O lutador Kyle Daukaus afirmou que não pretende ser apenas um degrau na carreira de Bo Nickal no card do UFC na Casa Branca. Em entrevista ao MMA Fighting, Daukaus disse que vê a luta como uma grande oportunidade e que representa uma ameaça real para o adversário.
Daukaus revelou que ficou surpreso ao ser escalado para o evento histórico. Ele estava originalmente programado para enfrentar Vicente Luque em abril, quando recebeu uma ligação do gerente informando que o diretor de negócios do UFC, Hunter Campbell, queria falar com ele. Durante a conversa, Campbell disse que queria transferi-lo para o card da Casa Branca para evitar qualquer lesão que pudesse tirá-lo da luta.
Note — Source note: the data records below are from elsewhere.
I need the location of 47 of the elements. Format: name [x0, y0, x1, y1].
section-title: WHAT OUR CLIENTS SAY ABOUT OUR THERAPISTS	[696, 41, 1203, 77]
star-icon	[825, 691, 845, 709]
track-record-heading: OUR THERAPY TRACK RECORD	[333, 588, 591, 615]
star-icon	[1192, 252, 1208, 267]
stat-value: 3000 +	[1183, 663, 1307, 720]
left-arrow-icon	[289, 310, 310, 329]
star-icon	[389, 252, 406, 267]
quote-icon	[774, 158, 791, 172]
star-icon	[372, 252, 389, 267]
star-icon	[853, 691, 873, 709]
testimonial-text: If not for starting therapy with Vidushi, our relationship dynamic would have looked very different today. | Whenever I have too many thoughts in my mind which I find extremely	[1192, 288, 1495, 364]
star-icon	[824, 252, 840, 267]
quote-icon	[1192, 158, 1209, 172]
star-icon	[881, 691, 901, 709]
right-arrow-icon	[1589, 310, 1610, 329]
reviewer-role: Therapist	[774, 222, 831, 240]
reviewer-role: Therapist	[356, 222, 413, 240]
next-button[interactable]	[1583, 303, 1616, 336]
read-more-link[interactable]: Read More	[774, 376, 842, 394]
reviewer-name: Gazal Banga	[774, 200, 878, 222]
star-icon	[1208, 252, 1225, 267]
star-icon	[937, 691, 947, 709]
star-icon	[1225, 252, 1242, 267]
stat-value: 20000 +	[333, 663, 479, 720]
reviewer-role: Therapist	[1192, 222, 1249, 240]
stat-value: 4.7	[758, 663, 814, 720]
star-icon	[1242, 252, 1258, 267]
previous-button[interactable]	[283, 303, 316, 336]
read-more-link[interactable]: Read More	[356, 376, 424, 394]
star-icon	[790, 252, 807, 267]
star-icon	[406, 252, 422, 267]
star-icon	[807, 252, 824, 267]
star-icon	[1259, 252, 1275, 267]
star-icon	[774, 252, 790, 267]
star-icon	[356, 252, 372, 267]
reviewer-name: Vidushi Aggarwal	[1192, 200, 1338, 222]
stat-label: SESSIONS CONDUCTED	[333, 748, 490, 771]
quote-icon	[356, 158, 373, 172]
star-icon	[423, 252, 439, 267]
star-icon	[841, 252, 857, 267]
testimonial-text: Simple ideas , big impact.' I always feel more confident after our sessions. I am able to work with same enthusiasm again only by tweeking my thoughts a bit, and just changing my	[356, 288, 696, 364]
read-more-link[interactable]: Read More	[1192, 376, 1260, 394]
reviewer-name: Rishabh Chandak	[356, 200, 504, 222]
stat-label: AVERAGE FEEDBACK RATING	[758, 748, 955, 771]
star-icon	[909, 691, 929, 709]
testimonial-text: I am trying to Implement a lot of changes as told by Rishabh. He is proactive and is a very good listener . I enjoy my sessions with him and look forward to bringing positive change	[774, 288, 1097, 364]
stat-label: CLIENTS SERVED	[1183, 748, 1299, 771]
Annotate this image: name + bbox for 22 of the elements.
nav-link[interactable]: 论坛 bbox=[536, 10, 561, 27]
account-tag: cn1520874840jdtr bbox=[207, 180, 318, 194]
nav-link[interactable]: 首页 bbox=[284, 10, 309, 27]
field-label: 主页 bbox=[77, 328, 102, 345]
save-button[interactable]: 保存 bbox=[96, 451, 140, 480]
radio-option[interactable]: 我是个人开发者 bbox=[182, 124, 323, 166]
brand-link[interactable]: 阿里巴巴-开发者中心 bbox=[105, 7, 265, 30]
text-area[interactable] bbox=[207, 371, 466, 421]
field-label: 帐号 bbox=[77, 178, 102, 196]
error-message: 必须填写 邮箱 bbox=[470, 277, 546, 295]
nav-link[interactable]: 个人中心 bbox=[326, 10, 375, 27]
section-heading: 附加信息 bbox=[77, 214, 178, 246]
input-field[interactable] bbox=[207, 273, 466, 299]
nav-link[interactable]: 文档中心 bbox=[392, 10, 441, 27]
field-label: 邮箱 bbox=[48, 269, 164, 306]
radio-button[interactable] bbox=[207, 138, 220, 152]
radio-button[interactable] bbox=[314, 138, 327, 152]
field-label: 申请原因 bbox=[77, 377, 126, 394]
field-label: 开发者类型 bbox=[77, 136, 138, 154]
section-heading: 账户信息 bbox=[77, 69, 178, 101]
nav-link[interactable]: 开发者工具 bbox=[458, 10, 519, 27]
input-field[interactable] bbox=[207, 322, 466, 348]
“Fiquei muito animado e muito grato por ter sido escolhido”, disse Daukaus. Ele foi escalado para enfrentar Bo Nickal, tricampeão universitário de wrestling e um dos principais prospectos do UFC. Nickal tem uma relação próxima com o presidente Donald Trump, o que torna sua inclusão no card algo natural.
Daukaus, de 33 anos, reconhece que é o azarão na luta, mas não se importa com o favoritismo de Nickal. “Obviamente, ele vai estar no card por causa do aspecto político”, afirmou. “Mas eu represento uma grande ameaça para ele. Isso é um ponto positivo para mim.”
O lutador de Filadélfia acredita que tem um conjunto de habilidades superior ao de Reinier de Ridder, o único lutador que derrotou Nickal no MMA. “Meu jogo de chão é melhor e minha trocação é um pouco melhor que a do de Ridder”, analisou Daukaus.
Segunda chance no UFC
Esta é a terceira luta de Daukaus em seu segundo período no UFC. Quando seu contrato terminou em 2022 e a organização optou por não renová-lo, ele precisou decidir entre desistir ou lutar para voltar. Ele escolheu a segunda opção e venceu quatro lutas seguidas, três delas por finalização ou nocaute, o que lhe rendeu uma nova chance.
Em suas duas lutas desde que retornou, Daukaus venceu ambas no primeiro minuto do primeiro round, com um nocaute e uma finalização. “Acho que foi a maturidade e a crença na minha capacidade”, disse sobre a diferença entre suas duas passagens pelo UFC. “No primeiro período, eu via o esporte como algo esportivo, com bom espírito esportivo. Agora, entro para machucar. Isso melhorou meu jogo.”
Daukaus afirma que é um lutador muito melhor agora do que quando deixou o UFC há quatro anos. “Eu passaria fácil pelo Kyle Daukaus de 2020”, disse. “Ser dispensado acendeu um fogo em mim. Minha carreira não vai terminar assim. Vou criar uma história e mostrar que posso voltar e fazer grandes coisas.”